Help some cat newbies out?

posted 3 years ago in Pets
Post # 3
2783 posts
Sugar bee

@lorelai:  i will probably be in the minority, but I strongly dislike cats. They scratch everything and I would not like a cat unless it was declawed all over, which apparently is very inhumane. also, the spit furballs and the sound or “meowing” irks me to no end. They need shots just as often as puppies do if I’m not mistaken..

Post # 4
396 posts
Helper bee
  • Wedding: June 2017

Each Worth 1000 words 🙂 We adopted this little love bug almost 2 years ago 🙂


Post # 5
1024 posts
Bumble bee
  • Wedding: June 2014

@lorelai:  Cats are relatively low maintence. If you’re going to get a kitten, they will probably scratch at your furniture, but you can redirect that if you provide scratching posts and things.

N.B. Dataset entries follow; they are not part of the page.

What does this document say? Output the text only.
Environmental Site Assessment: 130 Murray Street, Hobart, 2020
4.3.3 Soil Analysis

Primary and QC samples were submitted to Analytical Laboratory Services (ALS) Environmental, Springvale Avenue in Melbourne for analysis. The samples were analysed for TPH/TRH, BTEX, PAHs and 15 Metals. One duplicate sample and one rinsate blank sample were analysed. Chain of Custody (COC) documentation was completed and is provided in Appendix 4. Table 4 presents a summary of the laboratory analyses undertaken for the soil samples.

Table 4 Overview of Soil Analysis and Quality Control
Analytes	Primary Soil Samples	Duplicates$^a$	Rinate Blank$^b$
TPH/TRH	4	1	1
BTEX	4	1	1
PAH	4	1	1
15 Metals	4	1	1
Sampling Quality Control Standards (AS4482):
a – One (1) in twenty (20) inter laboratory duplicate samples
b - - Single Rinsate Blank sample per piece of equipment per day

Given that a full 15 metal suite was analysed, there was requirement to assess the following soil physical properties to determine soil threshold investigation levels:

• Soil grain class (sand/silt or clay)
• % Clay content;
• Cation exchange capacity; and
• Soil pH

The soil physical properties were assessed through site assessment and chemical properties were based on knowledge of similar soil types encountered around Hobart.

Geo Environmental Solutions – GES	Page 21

Really, cats don’t even need toys. Just use some string laying around. My cat will play with any kind of long hanging thing like sweatshirt strings, pens, etc. (when he feels like it.) He just needs his litter box scooped every day (he’s a big boy…most normal cats could go every couple of days) and just needs his food. He also likes catnip but you can get a bag of that for like 3 bucks and it lasts a long time.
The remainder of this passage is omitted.